Alain Finkielkraut fait son entrée à l'Académie française
"Héritier des Lumières" comme il aime se définir ou "néo-réac" arc-bouté sur l'identité nationale comme le décrivent ses nombreux détracteurs, Alain Finkielkraut, élu non sans grincements de dents en 2014 à l'Académie française, sera reçu ce jeudi sous la coupole. Il se réjouit de rejoindre l'Académie française. "Face à une nouvelle élite arrogante et barbare, elle incarne, avec son respect des formes et son amour de la belle langue, la résistance de la civilisation", a-t-il affirmé lundi 25 sur France Inter.
Son élection dans cette institution fondée par le cardinal de Richelieu n'est pourtant pas allée de soi. Il a certes été élu au premier tour par 16 voix sur 28 mais son nom avait été barré d'une croix, en signe de désaveu, sur huit bulletins. Car l'essayiste de 66 ans, habitué des plateaux de télévision et animateur d'une émission de philosophie sur France Culture, est une personnalité "clivante" et donne des coups autant qu'il en reçoit.
Jeudi dernier, l'auteur de La défaite de la pensée (ed.Gallimard) a ainsi été violemment mis en cause lors de l'émission télévisée Des paroles et des actes par une enseignante musulmane qui a accusé le philosophe "d'obscurcir nos pensées avec tout un tas de théories vaseuses et très approximatives". Récemment, l'ex-maoïste était accusé d'être un "allié objectif" du Front national.
Le philosophe, le cheveu toujours en bataille, dédaigne ces critiques qu'il attribue à "la paresse de la pensée", un mal endémique selon lui, et aux "collabos de la modernité". L'accusation de "néo-réac" lui colle à la peau parce qu'il critique "la culture de masse et l'effondrement de l'école républicaine", explique l'agrégé de lettres.
Au fil de ses livres édités chez Stock, Au nom de l'autre (2003) où il dénonce le nouvel antisémitisme, Qu'est-ce que la France? (2007), L'identité malheureuse (2013) et La seule exactitude (2015), le philosophe, ami du romancier Milan Kundera, s'échine à décrire comme des épouvantails l'égalitarisme, le multiculturalisme et tout l'héritage de Mai 68.
"Une France post nationale, post littéraire et post culturelle est un pays dans lequel je n'ai pas envie de vivre", dit l'essayiste qui affirme que "la France se désagrège" et suscite plus de pitié que d'envie. "La France est en train de changer et ce changement n'est pas pour le meilleur", met-il en garde. Il n'hésite à forcer le trait, voire à sombrer dans l'outrance, lorsqu'il déclare que sa "tête est mise à prix sur tous les murs de la ville, par Libération et dans la presse Pigasse".
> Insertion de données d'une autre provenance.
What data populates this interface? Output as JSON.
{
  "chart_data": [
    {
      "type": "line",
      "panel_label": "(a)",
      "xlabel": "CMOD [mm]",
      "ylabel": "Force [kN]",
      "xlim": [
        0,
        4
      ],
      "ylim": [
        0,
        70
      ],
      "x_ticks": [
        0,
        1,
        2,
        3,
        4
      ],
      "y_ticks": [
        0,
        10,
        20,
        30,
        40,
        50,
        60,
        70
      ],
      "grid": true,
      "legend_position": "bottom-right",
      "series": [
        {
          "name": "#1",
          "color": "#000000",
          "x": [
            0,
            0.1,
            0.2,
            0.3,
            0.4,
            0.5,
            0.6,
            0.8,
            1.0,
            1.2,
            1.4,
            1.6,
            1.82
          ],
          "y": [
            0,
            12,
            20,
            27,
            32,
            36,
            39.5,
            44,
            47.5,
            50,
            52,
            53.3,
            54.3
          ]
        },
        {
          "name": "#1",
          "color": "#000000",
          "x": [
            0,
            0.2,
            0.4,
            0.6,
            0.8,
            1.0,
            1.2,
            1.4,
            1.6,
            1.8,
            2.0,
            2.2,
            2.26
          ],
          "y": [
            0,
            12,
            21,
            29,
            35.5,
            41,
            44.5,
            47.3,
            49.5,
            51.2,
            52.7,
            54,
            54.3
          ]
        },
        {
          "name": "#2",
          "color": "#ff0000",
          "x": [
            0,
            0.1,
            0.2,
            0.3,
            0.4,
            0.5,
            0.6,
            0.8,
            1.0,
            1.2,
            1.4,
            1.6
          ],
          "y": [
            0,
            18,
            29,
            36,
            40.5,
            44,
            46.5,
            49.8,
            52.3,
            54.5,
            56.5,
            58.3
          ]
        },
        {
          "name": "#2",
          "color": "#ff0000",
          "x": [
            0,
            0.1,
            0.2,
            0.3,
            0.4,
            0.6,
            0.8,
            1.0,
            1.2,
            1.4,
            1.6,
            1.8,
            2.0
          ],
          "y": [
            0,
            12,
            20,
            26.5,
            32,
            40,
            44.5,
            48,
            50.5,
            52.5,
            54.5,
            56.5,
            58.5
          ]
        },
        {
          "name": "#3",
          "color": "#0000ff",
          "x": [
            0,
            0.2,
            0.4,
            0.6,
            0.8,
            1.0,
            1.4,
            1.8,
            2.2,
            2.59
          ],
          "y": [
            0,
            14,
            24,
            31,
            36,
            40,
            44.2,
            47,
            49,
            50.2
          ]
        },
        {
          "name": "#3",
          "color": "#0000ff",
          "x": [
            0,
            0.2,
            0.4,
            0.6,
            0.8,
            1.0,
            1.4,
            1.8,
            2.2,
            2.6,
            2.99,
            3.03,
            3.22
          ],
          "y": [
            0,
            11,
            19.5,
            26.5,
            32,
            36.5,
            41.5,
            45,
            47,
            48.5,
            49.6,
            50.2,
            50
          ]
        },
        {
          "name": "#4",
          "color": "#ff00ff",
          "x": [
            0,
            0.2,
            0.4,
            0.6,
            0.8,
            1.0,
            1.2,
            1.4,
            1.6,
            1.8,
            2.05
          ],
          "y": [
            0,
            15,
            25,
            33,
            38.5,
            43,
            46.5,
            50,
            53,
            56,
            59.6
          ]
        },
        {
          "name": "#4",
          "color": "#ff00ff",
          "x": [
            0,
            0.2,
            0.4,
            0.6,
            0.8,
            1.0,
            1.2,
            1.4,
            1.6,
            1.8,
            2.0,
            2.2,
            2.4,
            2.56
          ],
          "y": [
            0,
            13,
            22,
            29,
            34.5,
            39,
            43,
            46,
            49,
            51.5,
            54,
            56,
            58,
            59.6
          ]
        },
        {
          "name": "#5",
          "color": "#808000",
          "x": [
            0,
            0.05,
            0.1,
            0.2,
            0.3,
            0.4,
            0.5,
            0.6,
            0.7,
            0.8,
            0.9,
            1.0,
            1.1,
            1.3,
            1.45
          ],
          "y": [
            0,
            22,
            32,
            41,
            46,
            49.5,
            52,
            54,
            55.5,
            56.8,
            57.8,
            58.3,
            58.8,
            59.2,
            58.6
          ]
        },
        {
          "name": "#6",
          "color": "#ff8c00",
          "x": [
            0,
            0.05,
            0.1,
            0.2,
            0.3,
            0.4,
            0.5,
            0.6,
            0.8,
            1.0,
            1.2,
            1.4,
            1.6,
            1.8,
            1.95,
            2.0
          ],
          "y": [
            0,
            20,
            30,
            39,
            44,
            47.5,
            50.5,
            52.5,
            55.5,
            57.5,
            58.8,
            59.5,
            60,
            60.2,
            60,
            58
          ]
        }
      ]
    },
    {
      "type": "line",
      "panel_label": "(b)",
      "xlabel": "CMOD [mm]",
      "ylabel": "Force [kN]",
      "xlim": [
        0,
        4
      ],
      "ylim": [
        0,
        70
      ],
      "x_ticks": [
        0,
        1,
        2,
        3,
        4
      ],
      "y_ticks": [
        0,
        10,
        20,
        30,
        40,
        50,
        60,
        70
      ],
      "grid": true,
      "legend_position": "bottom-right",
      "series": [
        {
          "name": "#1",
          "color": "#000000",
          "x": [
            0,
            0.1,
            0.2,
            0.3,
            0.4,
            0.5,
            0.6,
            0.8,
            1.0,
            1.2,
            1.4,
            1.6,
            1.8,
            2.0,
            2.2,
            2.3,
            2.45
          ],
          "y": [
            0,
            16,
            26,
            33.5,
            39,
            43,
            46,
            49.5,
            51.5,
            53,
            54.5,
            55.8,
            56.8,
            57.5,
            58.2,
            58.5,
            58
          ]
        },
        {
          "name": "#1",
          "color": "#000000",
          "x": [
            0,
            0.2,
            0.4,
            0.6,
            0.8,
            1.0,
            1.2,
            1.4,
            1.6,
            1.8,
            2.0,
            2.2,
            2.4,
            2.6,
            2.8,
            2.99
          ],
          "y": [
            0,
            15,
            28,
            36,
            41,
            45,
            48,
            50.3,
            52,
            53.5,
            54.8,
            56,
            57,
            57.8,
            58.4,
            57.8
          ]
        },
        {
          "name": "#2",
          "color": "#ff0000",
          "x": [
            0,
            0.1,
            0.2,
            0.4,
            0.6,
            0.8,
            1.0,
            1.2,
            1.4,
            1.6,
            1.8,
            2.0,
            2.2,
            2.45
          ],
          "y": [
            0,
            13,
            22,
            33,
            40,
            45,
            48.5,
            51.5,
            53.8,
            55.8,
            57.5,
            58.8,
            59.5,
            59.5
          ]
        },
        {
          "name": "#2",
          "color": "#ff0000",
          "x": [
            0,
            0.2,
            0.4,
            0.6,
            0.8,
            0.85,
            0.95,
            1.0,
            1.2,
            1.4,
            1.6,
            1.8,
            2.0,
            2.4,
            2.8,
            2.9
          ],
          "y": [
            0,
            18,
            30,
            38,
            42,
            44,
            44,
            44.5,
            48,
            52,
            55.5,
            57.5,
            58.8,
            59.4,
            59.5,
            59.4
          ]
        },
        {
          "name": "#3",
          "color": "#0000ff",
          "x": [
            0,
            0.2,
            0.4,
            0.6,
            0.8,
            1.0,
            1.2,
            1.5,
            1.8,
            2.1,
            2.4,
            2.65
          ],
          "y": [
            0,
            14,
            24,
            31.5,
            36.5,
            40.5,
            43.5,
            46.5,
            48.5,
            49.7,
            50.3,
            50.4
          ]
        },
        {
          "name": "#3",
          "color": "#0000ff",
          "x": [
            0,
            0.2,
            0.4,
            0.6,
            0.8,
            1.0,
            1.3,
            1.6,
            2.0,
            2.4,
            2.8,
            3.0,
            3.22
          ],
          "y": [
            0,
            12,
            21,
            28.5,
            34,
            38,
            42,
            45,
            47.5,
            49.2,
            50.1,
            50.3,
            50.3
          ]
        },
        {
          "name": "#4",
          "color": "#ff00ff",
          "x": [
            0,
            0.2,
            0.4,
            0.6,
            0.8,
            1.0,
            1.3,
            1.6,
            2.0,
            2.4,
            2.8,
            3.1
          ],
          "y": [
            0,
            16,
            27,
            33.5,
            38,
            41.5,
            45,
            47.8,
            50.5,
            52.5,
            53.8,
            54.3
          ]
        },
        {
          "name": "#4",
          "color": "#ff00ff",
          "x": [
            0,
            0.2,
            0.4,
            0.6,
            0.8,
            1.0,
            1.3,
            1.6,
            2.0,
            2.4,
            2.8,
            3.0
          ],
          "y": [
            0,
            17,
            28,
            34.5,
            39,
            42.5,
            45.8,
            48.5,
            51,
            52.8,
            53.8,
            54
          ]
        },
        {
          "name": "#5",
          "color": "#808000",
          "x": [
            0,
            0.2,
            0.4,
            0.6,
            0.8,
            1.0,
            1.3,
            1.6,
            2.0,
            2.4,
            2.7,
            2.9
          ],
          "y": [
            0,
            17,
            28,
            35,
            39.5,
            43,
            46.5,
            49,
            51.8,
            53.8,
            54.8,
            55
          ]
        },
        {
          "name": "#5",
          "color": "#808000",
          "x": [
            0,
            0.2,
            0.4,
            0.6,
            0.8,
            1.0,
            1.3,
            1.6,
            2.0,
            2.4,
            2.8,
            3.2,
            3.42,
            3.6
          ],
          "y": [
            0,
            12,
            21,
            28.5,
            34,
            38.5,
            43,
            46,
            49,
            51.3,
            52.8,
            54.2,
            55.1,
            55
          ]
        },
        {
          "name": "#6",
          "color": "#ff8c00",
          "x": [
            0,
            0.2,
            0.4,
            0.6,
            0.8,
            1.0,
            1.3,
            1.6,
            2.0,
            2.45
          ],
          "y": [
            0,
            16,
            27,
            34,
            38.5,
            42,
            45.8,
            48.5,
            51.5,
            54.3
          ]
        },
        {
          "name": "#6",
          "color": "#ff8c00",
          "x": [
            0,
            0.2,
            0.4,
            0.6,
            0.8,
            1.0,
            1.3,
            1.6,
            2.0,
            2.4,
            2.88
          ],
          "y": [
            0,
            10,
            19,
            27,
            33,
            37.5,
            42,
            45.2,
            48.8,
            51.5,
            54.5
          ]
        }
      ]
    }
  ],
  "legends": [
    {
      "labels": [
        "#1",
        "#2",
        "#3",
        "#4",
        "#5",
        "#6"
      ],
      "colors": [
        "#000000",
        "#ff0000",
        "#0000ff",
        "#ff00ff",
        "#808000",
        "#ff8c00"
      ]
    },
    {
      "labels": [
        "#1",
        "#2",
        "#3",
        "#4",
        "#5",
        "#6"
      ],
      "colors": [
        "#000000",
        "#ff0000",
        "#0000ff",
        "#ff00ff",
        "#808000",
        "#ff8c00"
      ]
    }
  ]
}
Matthieu Pigasse est copropriétaire du Monde avec Pierre Bergé et Xavier Niel, et également propriétaire des Inrockuptibles, un magazine qui ne l'épargne pas. "J'en prends plein la figure tous les quatre matins", se plaint-il. "Il y a une pensée qui était en état d'hégémonie, qui ne l'est plus et qui ne le supporte pas".
Comme le veut la tradition, Alain Finkielkraut, enfant unique de juifs polonais rescapés de la Shoah, fera ce jeudi l'éloge de son prédécesseur sous la coupole, le dramaturge d'origine belge, Félicien Marceau. Reporter à Radio Bruxelles entre 1940 et 1942, Félicien Marceau fut condamné par contumace à la Libération à 15 ans de prison pour collaboration avant que le général de Gaulle ne lui accorde la nationalité française.
"Félicien Marceau était un auteur très prolifique et admiré dans de nombreux cercles", dit de lui Alain Finkielkraut, qui sait qu'il sera "attendu au tournant". "Un certain nombre de gens se frottent les mains, se lèchent les babines et se disent un néo-réac qui fait l'éloge d'un collabo, bien fait pour lui", commente-t-il. "Eh bien", ajoute-t-il, "nous verrons, j'en parlerai sans dérobade possible".
Avant la cérémonie, ses amis lui ont remis son épée d'académicien. Sur cette arme symbolique, le philosophe a demandé que soit gravée: une vache normande, un Aleph, première lettre de l'alphabet hébraïque, et cette phrase de Charles Péguy qui résume son engagement: "La République Une et indivisible, notre royaume de France".